These “Vision Glasses” Help the Blind Read By Transcribing Text to Audio
Akhil Nagori designed Vision Glasses V2 to help those with visual impairments read any text at the press of a button.
Disabilities make life difficult in many ways that are invisible to the more fortunate among us. You know, of course, that stairs are a problem for people in wheelchairs. But have you ever considered how those same people deal with everyday tasks like bathing, or getting into and out of bed? Those with visual impairments face many challenges that the rest of us might not even notice, such as determining the denomination of a banknote or reading a letter received in the mail. That’s why student Akhil Nagori designed Vision Glasses V2.
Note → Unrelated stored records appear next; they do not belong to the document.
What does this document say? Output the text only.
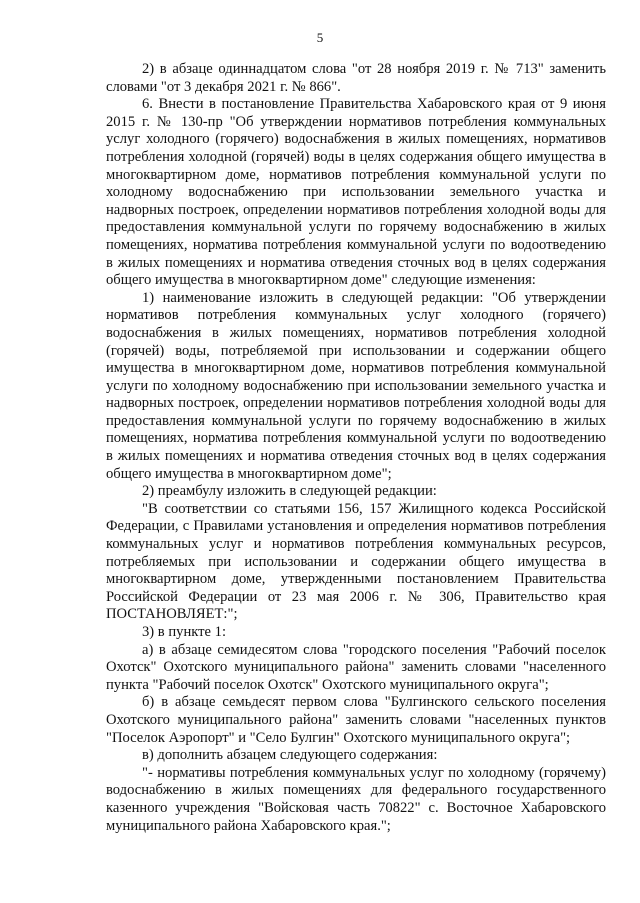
5

2) в абзаце одиннадцатом слова "от 28 ноября 2019 г. № 713" заменить словами "от 3 декабря 2021 г. № 866".

6. Внести в постановление Правительства Хабаровского края от 9 июня 2015 г. № 130-пр "Об утверждении нормативов потребления коммунальных услуг холодного (горячего) водоснабжения в жилых помещениях, нормативов потребления холодной (горячей) воды в целях содержания общего имущества в многоквартирном доме, нормативов потребления коммунальной услуги по холодному водоснабжению при использовании земельного участка и надворных построек, определении нормативов потребления холодной воды для предоставления коммунальной услуги по горячему водоснабжению в жилых помещениях, норматива потребления коммунальной услуги по водоотведению в жилых помещениях и норматива отведения сточных вод в целях содержания общего имущества в многоквартирном доме" следующие изменения:

1) наименование изложить в следующей редакции: "Об утверждении нормативов потребления коммунальных услуг холодного (горячего) водоснабжения в жилых помещениях, нормативов потребления холодной (горячей) воды, потребляемой при использовании и содержании общего имущества в многоквартирном доме, нормативов потребления коммунальной услуги по холодному водоснабжению при использовании земельного участка и надворных построек, определении нормативов потребления холодной воды для предоставления коммунальной услуги по горячему водоснабжению в жилых помещениях, норматива потребления коммунальной услуги по водоотведению в жилых помещениях и норматива отведения сточных вод в целях содержания общего имущества в многоквартирном доме";

2) преамбулу изложить в следующей редакции:

"В соответствии со статьями 156, 157 Жилищного кодекса Российской Федерации, с Правилами установления и определения нормативов потребления коммунальных услуг и нормативов потребления коммунальных ресурсов, потребляемых при использовании и содержании общего имущества в многоквартирном доме, утвержденными постановлением Правительства Российской Федерации от 23 мая 2006 г. № 306, Правительство края ПОСТАНОВЛЯЕТ:";

3) в пункте 1:

а) в абзаце семидесятом слова "городского поселения "Рабочий поселок Охотск" Охотского муниципального района" заменить словами "населенного пункта "Рабочий поселок Охотск" Охотского муниципального округа";

б) в абзаце семьдесят первом слова "Булгинского сельского поселения Охотского муниципального района" заменить словами "населенных пунктов "Поселок Аэропорт" и "Село Булгин" Охотского муниципального округа";

в) дополнить абзацем следующего содержания:

"- нормативы потребления коммунальных услуг по холодному (горячему) водоснабжению в жилых помещениях для федерального государственного казенного учреждения "Войсковая часть 70822" с. Восточное Хабаровского муниципального района Хабаровского края.";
This is a follow-up to Nagori's previous “Smart AI Glasses” project and it serves the same purpose: to automatically read text aloud. The world is full of written communication without an accessible alternative, like braille or audio recordings. You need only walk around your neighborhood or even your own home to find plenty of proof of that. Nagori’s Vision Glasses V2 provide a simple and convenient solution. The wearer only has to look at whatever they want to read and push a button on the frame of the glasses. The device will then convert detected text into audio.
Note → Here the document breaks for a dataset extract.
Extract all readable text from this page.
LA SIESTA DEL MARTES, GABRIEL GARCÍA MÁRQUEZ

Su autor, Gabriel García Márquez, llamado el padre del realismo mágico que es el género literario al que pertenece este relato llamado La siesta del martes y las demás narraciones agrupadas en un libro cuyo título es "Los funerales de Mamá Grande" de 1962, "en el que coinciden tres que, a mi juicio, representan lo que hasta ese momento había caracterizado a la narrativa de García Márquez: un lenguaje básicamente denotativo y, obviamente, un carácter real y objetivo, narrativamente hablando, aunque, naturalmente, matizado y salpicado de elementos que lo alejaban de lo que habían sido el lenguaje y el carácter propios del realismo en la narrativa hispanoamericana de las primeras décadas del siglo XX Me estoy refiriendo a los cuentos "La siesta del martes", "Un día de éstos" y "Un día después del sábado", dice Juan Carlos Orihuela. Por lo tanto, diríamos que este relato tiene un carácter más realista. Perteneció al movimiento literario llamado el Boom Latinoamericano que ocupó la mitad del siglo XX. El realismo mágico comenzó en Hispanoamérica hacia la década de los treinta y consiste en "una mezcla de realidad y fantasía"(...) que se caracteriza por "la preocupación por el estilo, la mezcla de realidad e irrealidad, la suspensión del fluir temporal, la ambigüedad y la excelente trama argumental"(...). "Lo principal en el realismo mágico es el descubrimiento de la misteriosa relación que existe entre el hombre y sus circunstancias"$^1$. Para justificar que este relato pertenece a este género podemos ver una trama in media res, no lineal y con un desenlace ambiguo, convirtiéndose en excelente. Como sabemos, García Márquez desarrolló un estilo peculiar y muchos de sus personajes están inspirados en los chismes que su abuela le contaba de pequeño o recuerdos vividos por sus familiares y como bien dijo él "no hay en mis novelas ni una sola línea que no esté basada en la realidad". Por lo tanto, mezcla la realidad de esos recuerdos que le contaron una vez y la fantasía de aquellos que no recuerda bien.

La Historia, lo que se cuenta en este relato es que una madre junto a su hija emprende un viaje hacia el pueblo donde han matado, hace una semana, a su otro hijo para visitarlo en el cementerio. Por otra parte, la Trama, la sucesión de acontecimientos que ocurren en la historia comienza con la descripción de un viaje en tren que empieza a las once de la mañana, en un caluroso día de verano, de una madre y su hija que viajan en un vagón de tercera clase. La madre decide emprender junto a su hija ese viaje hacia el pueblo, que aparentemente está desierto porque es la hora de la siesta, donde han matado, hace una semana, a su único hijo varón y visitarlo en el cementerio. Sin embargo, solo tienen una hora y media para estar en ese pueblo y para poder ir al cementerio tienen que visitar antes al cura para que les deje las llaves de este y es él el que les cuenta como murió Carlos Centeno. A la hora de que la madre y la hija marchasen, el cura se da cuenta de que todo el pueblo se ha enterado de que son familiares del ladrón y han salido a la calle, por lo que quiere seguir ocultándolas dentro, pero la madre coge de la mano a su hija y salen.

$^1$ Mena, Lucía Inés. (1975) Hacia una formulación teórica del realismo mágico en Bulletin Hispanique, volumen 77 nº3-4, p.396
Cost is always a concern, so Nagori chose to use off-the-shelf components that are affordable and attainable. The primary component is a Raspberry Pi Zero 2 W single-board computer, which does all the processing. It resides in a 3D-printed enclosure attached to the frame of the glasses. When the user presses the button, the Raspberry Pi captures a photo through a mini Zero Spy Camera from Adafruit. Once it analyzes the photo and deciphers the text it sees, it uses a text-to-speech function to read that text aloud with audio output via two mini speakers. Power comes from a small rechargeable lithium battery.
For all that magic to happen, Vision Glasses V2 needs to do two things: find and transcribe text in the captured image, and convert that text into speech. The Python code does the former using API calls to docTR OCR (Optical Character Recognition), which is open source and uses TensorFlow 2 and PyTorch to extract and parse text in images. It handles the latter using eSpeak NG, which is open-source text-to-speech software that is lightweight and supports more than 100 languages/accents.
There is a bit of a delay between pressing the button and the audio result, but Vision Glasses V2 seem quite usable. The design files and code are available for anyone that would like to build their own.